Methods: NHEJ was assessed in NSCLC lines using the pEJ reporter and flow cytometry. The NF-κB super repressor (IκBαS32A,S36A) was used as a control. Immunofluorescence and Western blotting were used to assess NHEJ biomarkers including 53BP1, DNA-PKS2056, Ku70/80 and XRCC4. Cell fractionation was performed to assess Ku chromatin binding. Quantitative RT-PCR was performed to assess gene transcription. Ku complexes were purified to identify binding partners.

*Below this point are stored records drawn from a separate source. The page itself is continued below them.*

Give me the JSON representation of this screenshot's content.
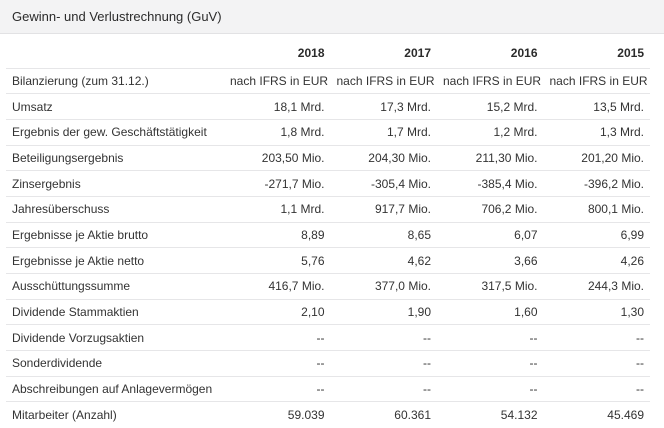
{
  "header": {
    "title": "Gewinn- und Verlustrechnung (GuV)"
  },
  "table": {
    "years": [
      "2018",
      "2017",
      "2016",
      "2015"
    ],
    "rows": [
      {
        "label": "Bilanzierung (zum 31.12.)",
        "values": [
          "nach IFRS in EUR",
          "nach IFRS in EUR",
          "nach IFRS in EUR",
          "nach IFRS in EUR"
        ]
      },
      {
        "label": "Umsatz",
        "values": [
          "18,1 Mrd.",
          "17,3 Mrd.",
          "15,2 Mrd.",
          "13,5 Mrd."
        ]
      },
      {
        "label": "Ergebnis der gew. Geschäftstätigkeit",
        "values": [
          "1,8 Mrd.",
          "1,7 Mrd.",
          "1,2 Mrd.",
          "1,3 Mrd."
        ]
      },
      {
        "label": "Beteiligungsergebnis",
        "values": [
          "203,50 Mio.",
          "204,30 Mio.",
          "211,30 Mio.",
          "201,20 Mio."
        ]
      },
      {
        "label": "Zinsergebnis",
        "values": [
          "-271,7 Mio.",
          "-305,4 Mio.",
          "-385,4 Mio.",
          "-396,2 Mio."
        ]
      },
      {
        "label": "Jahresüberschuss",
        "values": [
          "1,1 Mrd.",
          "917,7 Mio.",
          "706,2 Mio.",
          "800,1 Mio."
        ]
      },
      {
        "label": "Ergebnisse je Aktie brutto",
        "values": [
          "8,89",
          "8,65",
          "6,07",
          "6,99"
        ]
      },
      {
        "label": "Ergebnisse je Aktie netto",
        "values": [
          "5,76",
          "4,62",
          "3,66",
          "4,26"
        ]
      },
      {
        "label": "Ausschüttungssumme",
        "values": [
          "416,7 Mio.",
          "377,0 Mio.",
          "317,5 Mio.",
          "244,3 Mio."
        ]
      },
      {
        "label": "Dividende Stammaktien",
        "values": [
          "2,10",
          "1,90",
          "1,60",
          "1,30"
        ]
      },
      {
        "label": "Dividende Vorzugsaktien",
        "values": [
          "--",
          "--",
          "--",
          "--"
        ]
      },
      {
        "label": "Sonderdividende",
        "values": [
          "--",
          "--",
          "--",
          "--"
        ]
      },
      {
        "label": "Abschreibungen auf Anlagevermögen",
        "values": [
          "--",
          "--",
          "--",
          "--"
        ]
      },
      {
        "label": "Mitarbeiter (Anzahl)",
        "values": [
          "59.039",
          "60.361",
          "54.132",
          "45.469"
        ]
      }
    ]
  }
}
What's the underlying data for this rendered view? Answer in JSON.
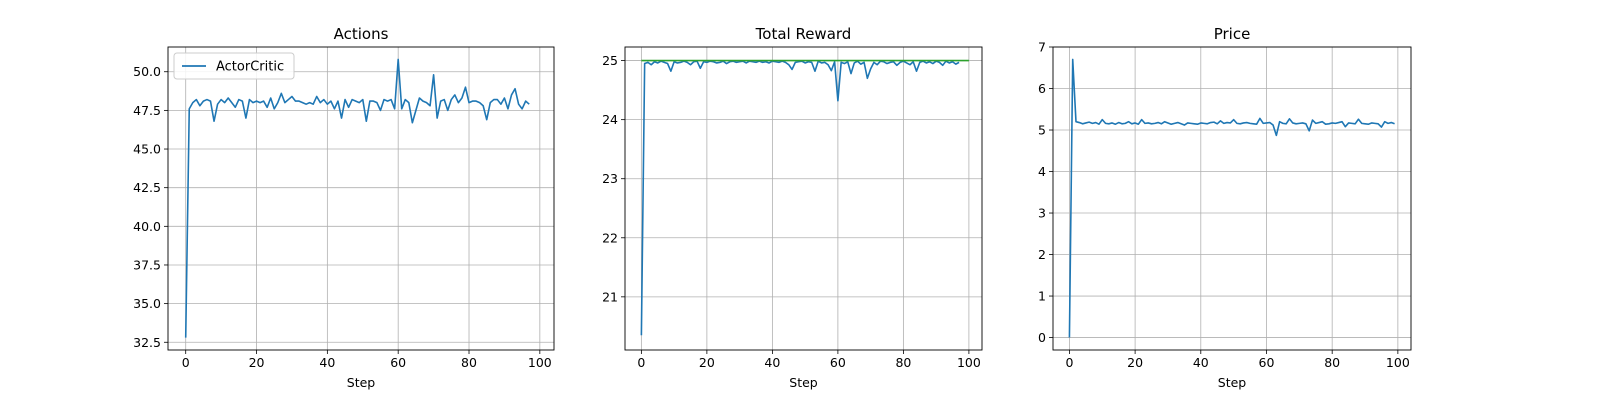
{
  "figure": {
    "background": "#ffffff",
    "grid": true
  },
  "chart_data": [
    {
      "type": "line",
      "title": "Actions",
      "xlabel": "Step",
      "ylabel": "",
      "xlim": [
        -5,
        104
      ],
      "ylim": [
        32.0,
        51.6
      ],
      "xticks": [
        0,
        20,
        40,
        60,
        80,
        100
      ],
      "yticks": [
        32.5,
        35.0,
        37.5,
        40.0,
        42.5,
        45.0,
        47.5,
        50.0
      ],
      "ytick_format": 1,
      "grid": true,
      "legend": {
        "position": "top-left",
        "entries": [
          "ActorCritic"
        ]
      },
      "series": [
        {
          "name": "ActorCritic",
          "color": "#1f77b4",
          "x_start": 0,
          "values": [
            32.8,
            47.6,
            48.0,
            48.2,
            47.8,
            48.1,
            48.2,
            48.1,
            46.8,
            47.9,
            48.2,
            48.0,
            48.3,
            48.0,
            47.7,
            48.2,
            48.1,
            47.0,
            48.2,
            48.0,
            48.1,
            48.0,
            48.1,
            47.7,
            48.3,
            47.6,
            48.0,
            48.6,
            48.0,
            48.2,
            48.4,
            48.1,
            48.1,
            48.0,
            47.9,
            48.0,
            47.9,
            48.4,
            48.0,
            48.2,
            47.9,
            48.1,
            47.6,
            48.1,
            47.0,
            48.2,
            47.7,
            48.2,
            48.1,
            48.0,
            48.2,
            46.8,
            48.1,
            48.1,
            48.0,
            47.5,
            48.2,
            48.1,
            48.2,
            47.6,
            50.8,
            47.6,
            48.2,
            48.0,
            46.7,
            47.5,
            48.3,
            48.1,
            48.0,
            47.8,
            49.8,
            47.0,
            48.1,
            48.2,
            47.5,
            48.2,
            48.5,
            48.0,
            48.3,
            49.0,
            48.0,
            48.1,
            48.1,
            48.0,
            47.8,
            46.9,
            48.0,
            48.2,
            48.2,
            47.9,
            48.3,
            47.6,
            48.5,
            48.9,
            47.9,
            47.6,
            48.1,
            47.9
          ]
        }
      ]
    },
    {
      "type": "line",
      "title": "Total Reward",
      "xlabel": "Step",
      "ylabel": "",
      "xlim": [
        -5,
        104
      ],
      "ylim": [
        20.1,
        25.23
      ],
      "xticks": [
        0,
        20,
        40,
        60,
        80,
        100
      ],
      "yticks": [
        21,
        22,
        23,
        24,
        25
      ],
      "ytick_format": 0,
      "grid": true,
      "series": [
        {
          "color": "#1f77b4",
          "x_start": 0,
          "values": [
            20.35,
            24.95,
            24.97,
            24.93,
            24.98,
            24.96,
            24.99,
            24.97,
            24.95,
            24.82,
            24.98,
            24.96,
            24.97,
            24.99,
            24.97,
            24.93,
            24.98,
            24.99,
            24.87,
            24.98,
            24.97,
            24.99,
            24.98,
            24.96,
            24.97,
            24.99,
            24.95,
            24.98,
            24.99,
            24.97,
            24.98,
            24.99,
            24.96,
            24.99,
            24.98,
            24.97,
            24.99,
            24.97,
            24.98,
            24.96,
            24.99,
            24.98,
            24.97,
            24.99,
            24.97,
            24.93,
            24.85,
            24.97,
            24.98,
            24.99,
            24.96,
            24.98,
            24.97,
            24.82,
            24.99,
            24.96,
            24.97,
            24.93,
            24.83,
            24.98,
            24.32,
            24.97,
            24.95,
            24.98,
            24.78,
            24.96,
            24.99,
            24.94,
            24.97,
            24.7,
            24.86,
            24.97,
            24.93,
            24.99,
            24.98,
            24.95,
            24.97,
            24.98,
            24.92,
            24.97,
            24.99,
            24.96,
            24.93,
            24.98,
            24.82,
            24.97,
            24.99,
            24.96,
            24.98,
            24.95,
            24.99,
            24.97,
            24.92,
            24.99,
            24.96,
            24.98,
            24.94,
            24.97
          ]
        },
        {
          "color": "#2ca02c",
          "x": [
            0,
            100
          ],
          "values": [
            25.0,
            25.0
          ]
        }
      ]
    },
    {
      "type": "line",
      "title": "Price",
      "xlabel": "Step",
      "ylabel": "",
      "xlim": [
        -5,
        104
      ],
      "ylim": [
        -0.3,
        7.0
      ],
      "xticks": [
        0,
        20,
        40,
        60,
        80,
        100
      ],
      "yticks": [
        0,
        1,
        2,
        3,
        4,
        5,
        6,
        7
      ],
      "ytick_format": 0,
      "grid": true,
      "series": [
        {
          "color": "#1f77b4",
          "x_start": 0,
          "values": [
            0.0,
            6.7,
            5.2,
            5.18,
            5.15,
            5.17,
            5.19,
            5.16,
            5.18,
            5.14,
            5.25,
            5.16,
            5.15,
            5.17,
            5.14,
            5.18,
            5.15,
            5.16,
            5.2,
            5.15,
            5.17,
            5.14,
            5.25,
            5.16,
            5.17,
            5.15,
            5.16,
            5.18,
            5.15,
            5.2,
            5.17,
            5.14,
            5.16,
            5.18,
            5.15,
            5.12,
            5.17,
            5.16,
            5.15,
            5.14,
            5.17,
            5.16,
            5.15,
            5.18,
            5.19,
            5.15,
            5.22,
            5.16,
            5.18,
            5.17,
            5.25,
            5.16,
            5.15,
            5.17,
            5.18,
            5.16,
            5.15,
            5.14,
            5.28,
            5.16,
            5.17,
            5.18,
            5.12,
            4.87,
            5.2,
            5.16,
            5.15,
            5.27,
            5.17,
            5.15,
            5.16,
            5.17,
            5.15,
            4.98,
            5.24,
            5.16,
            5.18,
            5.2,
            5.14,
            5.15,
            5.17,
            5.16,
            5.18,
            5.2,
            5.08,
            5.17,
            5.16,
            5.15,
            5.26,
            5.16,
            5.15,
            5.14,
            5.17,
            5.16,
            5.15,
            5.07,
            5.2,
            5.16,
            5.18,
            5.15
          ]
        }
      ]
    }
  ]
}
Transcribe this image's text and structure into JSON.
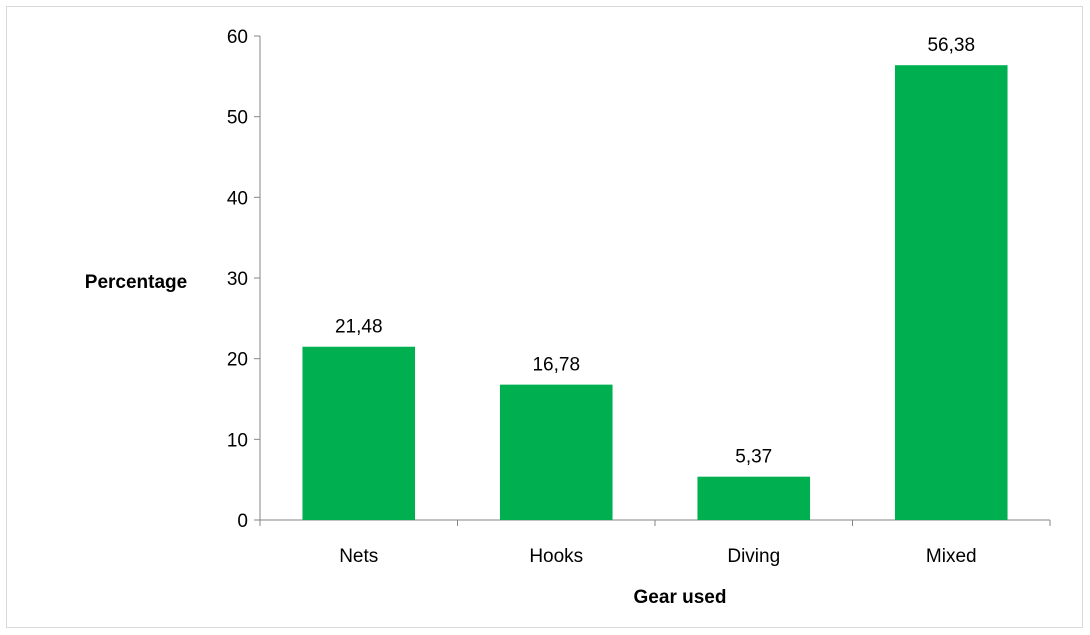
{
  "chart_data": {
    "type": "bar",
    "title": "",
    "xlabel": "Gear used",
    "ylabel": "Percentage",
    "categories": [
      "Nets",
      "Hooks",
      "Diving",
      "Mixed"
    ],
    "values": [
      21.48,
      16.78,
      5.37,
      56.38
    ],
    "data_labels": [
      "21,48",
      "16,78",
      "5,37",
      "56,38"
    ],
    "ylim": [
      0,
      60
    ],
    "yticks": [
      0,
      10,
      20,
      30,
      40,
      50,
      60
    ],
    "grid": false,
    "legend": "none",
    "bar_color": "#00b050"
  }
}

Results: NSCLC cells treated with IR-sensitizing doses of DMAPT (5-15 μM) or the NF-κB super repressor showed significant decreases in NHEJ. DMAPT increased the persistence of 53BP1 foci, indicating a failure to complete NHEJ. Regardless of exogenous DNA damage, there was reduced Ku70 chromatin binding following DMAPT treatment. DMAPT-treated cells produced fewer distinct IR-induced DNA-PKS2056 foci. Further, there was decreased IR-induced XRCC4 chromatin recruitment, suggesting that repair was impaired prior to ligation. There was no change in Ku70/80 transcription following DMAPT and/or IR. However, Western blotting of purified Ku complexes showed that DMAPT treatment decreased Ku association with RNA binding partners including RPL19. We also observed decreased recruitment of DNA-PKcs to the Ku complex, suggesting decreased Ku affinity for DSBs.

Conclusions: These results indicate that DMAPT radiosensitizes NSCLC by perturbing the binding affinity of Ku to RNA, DNA and its complex binding partners, thus blocking NHEJ. Further mechanistic investigation and analysis of NHEJ biomarkers in vivo is needed to identify the precise mechanism.

Citation Format: Peter V. Deraska, Colin O’Leary, Jean-Bernard Lazaro, Christopher J. Sweeney, Alan D. D’Andrea, David Kozono. NF-κB inhibitor DMAPT blocks non-homologous end-joining repair of radiation-induced DSBs in NSCLC. [abstract]. In: Proceedings of the 107th Annual Meeting of the American Association for Cancer Research; 2016 Apr 16-20; New Orleans, LA. Philadelphia (PA): AACR; Cancer Res 2016;76(14 Suppl):Abstract nr 1644.